Unitary diagonalization of a square matrix whose entries are all the same

Question

Let

$$M = \left(\begin{matrix} a & a &... & a\\a & a & ... & a\\\vdots & \vdots & \ddots & \vdots\\a & a & ... &a\end{matrix}\right)$$

For unitary diagonalization: $U^{\dagger}MU =D$. What are $U$ and $D$?

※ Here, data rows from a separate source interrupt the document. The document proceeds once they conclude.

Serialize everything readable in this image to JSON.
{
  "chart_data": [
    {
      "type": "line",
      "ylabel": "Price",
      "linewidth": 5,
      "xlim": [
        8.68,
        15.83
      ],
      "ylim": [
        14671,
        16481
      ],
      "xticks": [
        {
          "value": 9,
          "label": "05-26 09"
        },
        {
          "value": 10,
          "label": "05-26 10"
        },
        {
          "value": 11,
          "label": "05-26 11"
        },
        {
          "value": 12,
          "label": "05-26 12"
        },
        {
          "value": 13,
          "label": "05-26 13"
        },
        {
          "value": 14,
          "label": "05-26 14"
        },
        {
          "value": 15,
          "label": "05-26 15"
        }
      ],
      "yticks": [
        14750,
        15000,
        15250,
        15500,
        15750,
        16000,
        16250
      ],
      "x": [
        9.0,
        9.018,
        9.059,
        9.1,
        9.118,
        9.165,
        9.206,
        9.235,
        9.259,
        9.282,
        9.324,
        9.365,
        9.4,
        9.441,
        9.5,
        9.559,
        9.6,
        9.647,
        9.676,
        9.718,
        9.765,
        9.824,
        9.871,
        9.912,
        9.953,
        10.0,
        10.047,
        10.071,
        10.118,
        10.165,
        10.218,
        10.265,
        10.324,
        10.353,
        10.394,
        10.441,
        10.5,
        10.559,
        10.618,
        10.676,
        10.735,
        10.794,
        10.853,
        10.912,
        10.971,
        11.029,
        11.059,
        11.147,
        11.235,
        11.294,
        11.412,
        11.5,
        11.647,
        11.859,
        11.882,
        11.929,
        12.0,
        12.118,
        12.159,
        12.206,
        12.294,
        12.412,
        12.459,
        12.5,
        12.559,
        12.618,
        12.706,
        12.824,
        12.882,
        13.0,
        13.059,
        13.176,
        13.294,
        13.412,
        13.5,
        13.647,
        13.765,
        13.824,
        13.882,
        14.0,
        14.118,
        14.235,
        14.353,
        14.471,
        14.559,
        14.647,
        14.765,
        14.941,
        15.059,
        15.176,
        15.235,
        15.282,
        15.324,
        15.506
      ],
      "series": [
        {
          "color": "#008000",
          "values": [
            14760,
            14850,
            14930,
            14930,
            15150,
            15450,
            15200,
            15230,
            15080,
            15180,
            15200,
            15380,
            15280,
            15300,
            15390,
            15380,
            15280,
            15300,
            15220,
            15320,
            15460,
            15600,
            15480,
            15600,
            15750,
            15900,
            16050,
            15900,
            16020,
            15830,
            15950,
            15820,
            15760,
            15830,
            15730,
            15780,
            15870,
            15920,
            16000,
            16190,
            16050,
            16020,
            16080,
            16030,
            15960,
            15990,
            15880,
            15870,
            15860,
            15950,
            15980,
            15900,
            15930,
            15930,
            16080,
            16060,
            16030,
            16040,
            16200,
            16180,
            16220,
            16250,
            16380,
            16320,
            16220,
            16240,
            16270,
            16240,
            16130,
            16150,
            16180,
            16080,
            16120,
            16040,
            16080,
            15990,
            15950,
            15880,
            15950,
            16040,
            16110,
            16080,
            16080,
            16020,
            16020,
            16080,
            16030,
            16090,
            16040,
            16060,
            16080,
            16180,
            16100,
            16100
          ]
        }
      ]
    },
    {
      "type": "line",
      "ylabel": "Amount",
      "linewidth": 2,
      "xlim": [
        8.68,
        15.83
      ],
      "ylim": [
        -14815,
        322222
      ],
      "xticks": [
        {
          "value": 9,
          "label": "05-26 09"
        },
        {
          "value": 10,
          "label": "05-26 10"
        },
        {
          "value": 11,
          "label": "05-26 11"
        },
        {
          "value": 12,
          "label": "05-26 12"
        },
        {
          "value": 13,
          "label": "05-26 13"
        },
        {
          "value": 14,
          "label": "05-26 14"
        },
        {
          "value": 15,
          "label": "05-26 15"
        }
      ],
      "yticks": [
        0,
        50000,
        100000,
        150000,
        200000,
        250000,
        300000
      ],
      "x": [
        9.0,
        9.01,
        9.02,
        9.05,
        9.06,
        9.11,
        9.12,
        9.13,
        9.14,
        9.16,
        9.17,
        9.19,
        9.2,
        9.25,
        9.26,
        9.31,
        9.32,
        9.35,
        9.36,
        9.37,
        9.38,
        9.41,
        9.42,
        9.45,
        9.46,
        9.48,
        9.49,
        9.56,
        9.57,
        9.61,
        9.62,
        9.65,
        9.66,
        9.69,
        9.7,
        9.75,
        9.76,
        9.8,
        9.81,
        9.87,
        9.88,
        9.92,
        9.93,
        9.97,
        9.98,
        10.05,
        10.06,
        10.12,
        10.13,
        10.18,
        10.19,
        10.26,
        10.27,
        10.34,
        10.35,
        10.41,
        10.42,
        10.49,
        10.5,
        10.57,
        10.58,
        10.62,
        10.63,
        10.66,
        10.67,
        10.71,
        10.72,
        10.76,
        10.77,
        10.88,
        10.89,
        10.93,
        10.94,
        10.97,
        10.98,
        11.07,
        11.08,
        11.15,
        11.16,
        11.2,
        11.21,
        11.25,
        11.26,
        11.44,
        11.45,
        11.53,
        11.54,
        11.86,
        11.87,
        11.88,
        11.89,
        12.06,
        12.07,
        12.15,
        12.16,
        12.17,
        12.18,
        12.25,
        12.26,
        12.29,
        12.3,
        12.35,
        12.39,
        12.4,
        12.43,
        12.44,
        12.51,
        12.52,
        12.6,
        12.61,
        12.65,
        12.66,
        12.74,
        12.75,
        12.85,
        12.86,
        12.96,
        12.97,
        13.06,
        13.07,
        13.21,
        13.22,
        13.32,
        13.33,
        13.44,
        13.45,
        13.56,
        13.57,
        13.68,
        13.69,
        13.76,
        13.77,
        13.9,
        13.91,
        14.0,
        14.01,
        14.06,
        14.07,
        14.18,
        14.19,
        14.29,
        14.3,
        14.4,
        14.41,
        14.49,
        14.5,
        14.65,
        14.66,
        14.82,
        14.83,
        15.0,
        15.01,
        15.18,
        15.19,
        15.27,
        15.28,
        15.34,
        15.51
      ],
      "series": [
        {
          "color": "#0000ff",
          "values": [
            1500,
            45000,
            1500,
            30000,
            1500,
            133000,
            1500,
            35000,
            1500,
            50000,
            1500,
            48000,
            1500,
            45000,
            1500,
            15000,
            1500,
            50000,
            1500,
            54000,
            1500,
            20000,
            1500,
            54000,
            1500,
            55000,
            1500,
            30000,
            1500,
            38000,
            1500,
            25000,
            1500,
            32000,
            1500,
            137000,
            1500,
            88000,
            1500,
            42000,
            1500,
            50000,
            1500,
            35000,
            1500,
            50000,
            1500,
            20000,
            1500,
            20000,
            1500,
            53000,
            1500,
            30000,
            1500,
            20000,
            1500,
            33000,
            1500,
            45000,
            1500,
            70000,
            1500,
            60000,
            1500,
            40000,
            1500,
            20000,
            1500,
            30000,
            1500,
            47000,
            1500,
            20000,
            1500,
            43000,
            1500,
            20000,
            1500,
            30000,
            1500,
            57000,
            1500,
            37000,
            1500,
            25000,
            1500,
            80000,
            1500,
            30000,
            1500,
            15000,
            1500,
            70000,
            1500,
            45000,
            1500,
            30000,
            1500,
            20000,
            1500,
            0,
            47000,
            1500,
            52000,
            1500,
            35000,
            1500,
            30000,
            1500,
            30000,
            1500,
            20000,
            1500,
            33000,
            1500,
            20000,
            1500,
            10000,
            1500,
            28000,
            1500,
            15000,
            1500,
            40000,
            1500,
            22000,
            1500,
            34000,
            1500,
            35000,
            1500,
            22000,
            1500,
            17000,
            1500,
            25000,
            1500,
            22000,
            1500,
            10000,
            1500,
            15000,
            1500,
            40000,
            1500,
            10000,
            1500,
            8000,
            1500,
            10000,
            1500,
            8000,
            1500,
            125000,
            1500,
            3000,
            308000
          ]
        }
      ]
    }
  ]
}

My generalization from examples tell me that

$$D = \left(\begin{matrix} Na & 0 &... & 0\\0 & 0 & ... & 0\\\vdots & \vdots & ... & \vdots\\0 & 0 & ... &0\end{matrix}\right)$$

where $N$ is the dimension of $M$. $Na$ is the only nonzero eigenvalue of $M$! Then for $U$,

$$U = \left(\begin{matrix} \frac{1}{\sqrt{N}} & 0 &... & 0\\\frac{1}{\sqrt{N}} & 0 & ... & 0\\\vdots & \vdots & ... & \vdots\\\frac{1}{\sqrt{N}} & 0 & ... &0\end{matrix}\right)$$

But how to calculate the rest of the columns to make it unitary?

Answer 1

The nicest matrix to use here (in my opinion) is the DFT matrix. Note that it's a unitary matrix whose first column is $\frac 1{\sqrt{N}}(1,\dots,1)$, which is all we really need here.

Answer 2

Couple of things you should ask yourself and probably that will solve the problem for you:

1. Why can this matrix be diagonalized by a unitary matrix?
2. What is the rank of this matrix or how many linearly independent vectors (rows or columns) are there? How is rank related to the number of non-zero eigenvalues for a diagonalizable matrix?
3. Now you have a eigenvalue $Na$ and zero is a multiple eigenvalue which repeats $N-1$ times. Now that you have found eigenvector corresponding to the non-zero eigenvalue, what are remaining eigenvectors corresponding to?